Monolith

This triptych and beginning of what could be a new body of work is one that has stemmed from my thoughts on totems. Each piece has a slab like shape and a very strong vertical movement. This started as one singular piece of wood in the middle and then gradually became a grouping of three through the use of another piece of rotted wood I had lying around. I cut it up into similar shapes and turned them into cast glass. The bronze nails and the variations at the tops of the glass represent a deterioration.

At first when the castings came out of the kiln, they had no optical clarity and instead were pristinely white. After a lot of thinking and playing with ways to handle the castings as standing sculptures, I’ve come to enjoy them with their sugar-like texture and white color.

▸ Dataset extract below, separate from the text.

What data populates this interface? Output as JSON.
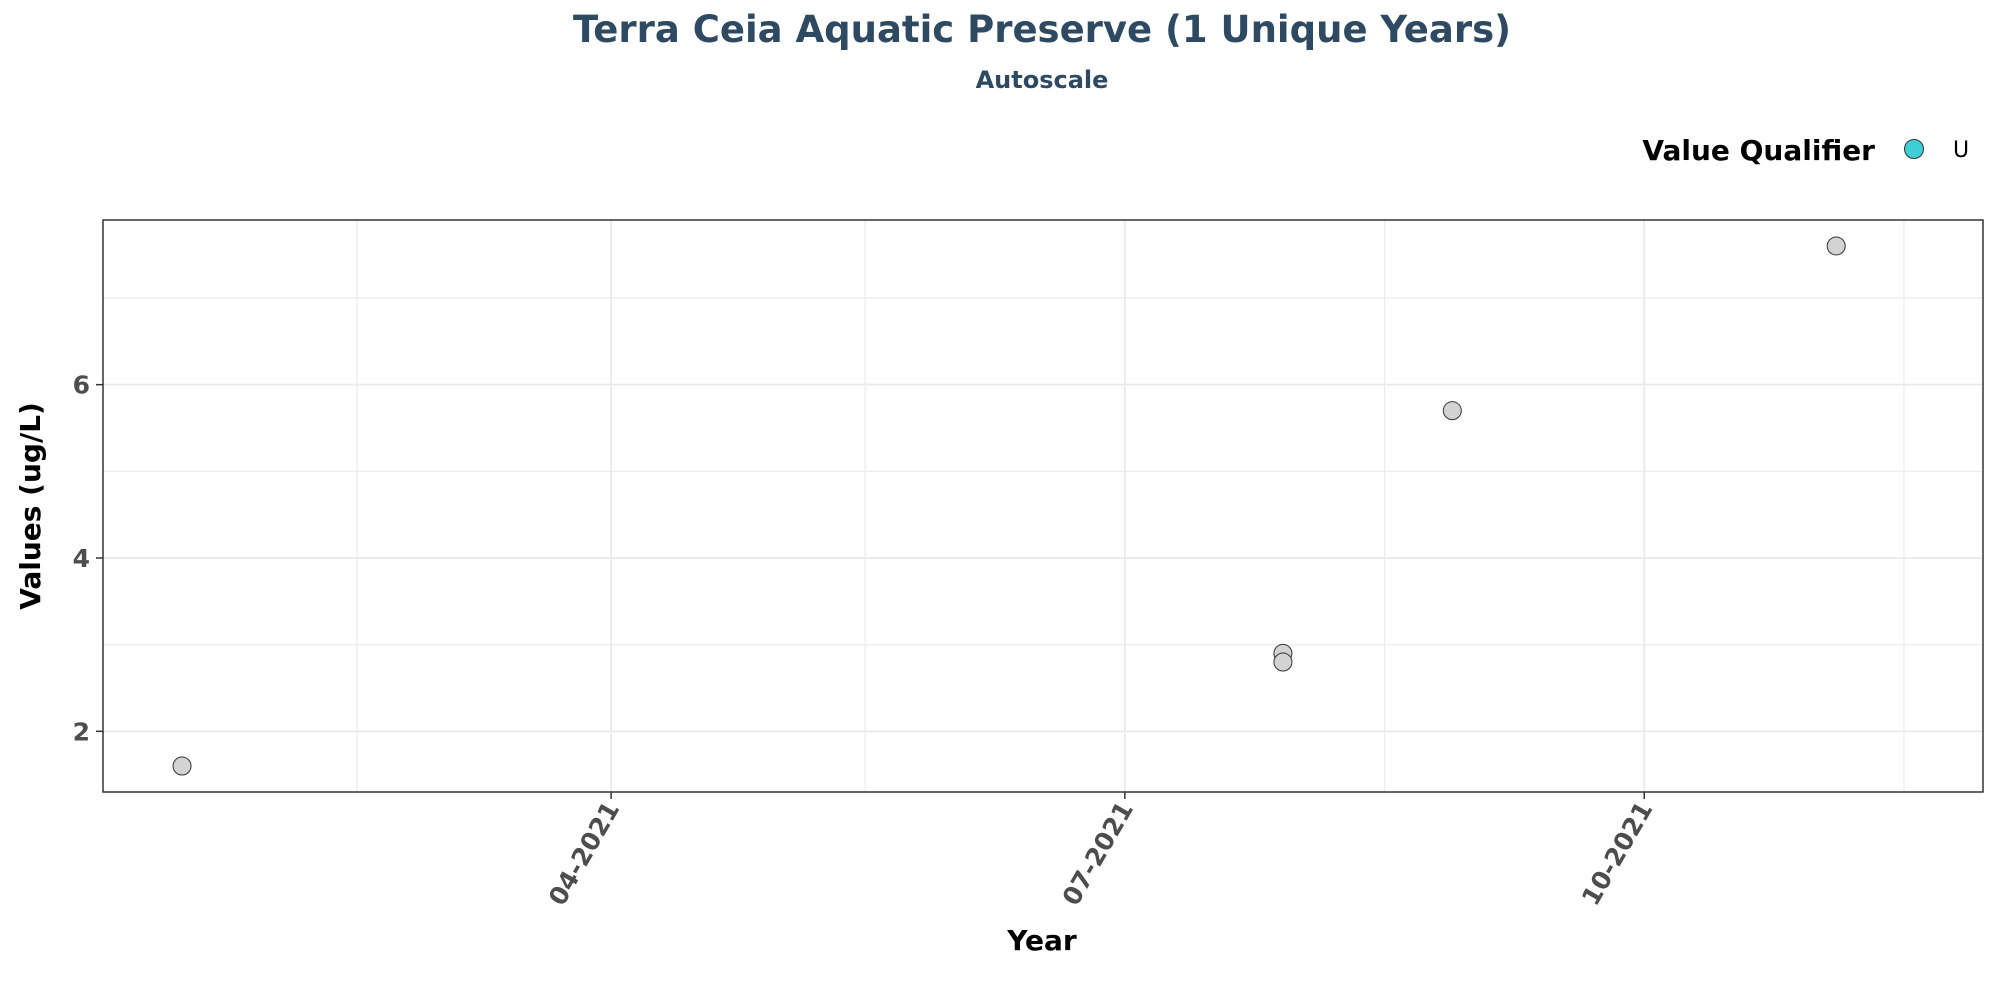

As these sculptures came together I hadn’t had much of an idea in mind besides a relation to the others in terms of a place of worship and a feeling of having a specific space and placement. Now, after working them almost completely and finishing the triptych, I feel like they are definitely content-laden and I didn’t even have to create a context. The way that the nails are applied in each piece in combination with the deteriorated quality of the wood, give a very strong sense of pain. The other part, which I enjoy greatly, is that it is up to the viewer to decide where that pain stems from. It could be most present in the piece with 5 nails or most present in the piece with one nail and the top that has clearly been worn. It is this type of content and viewer based decision making that I have enjoyed so much in making sculpture.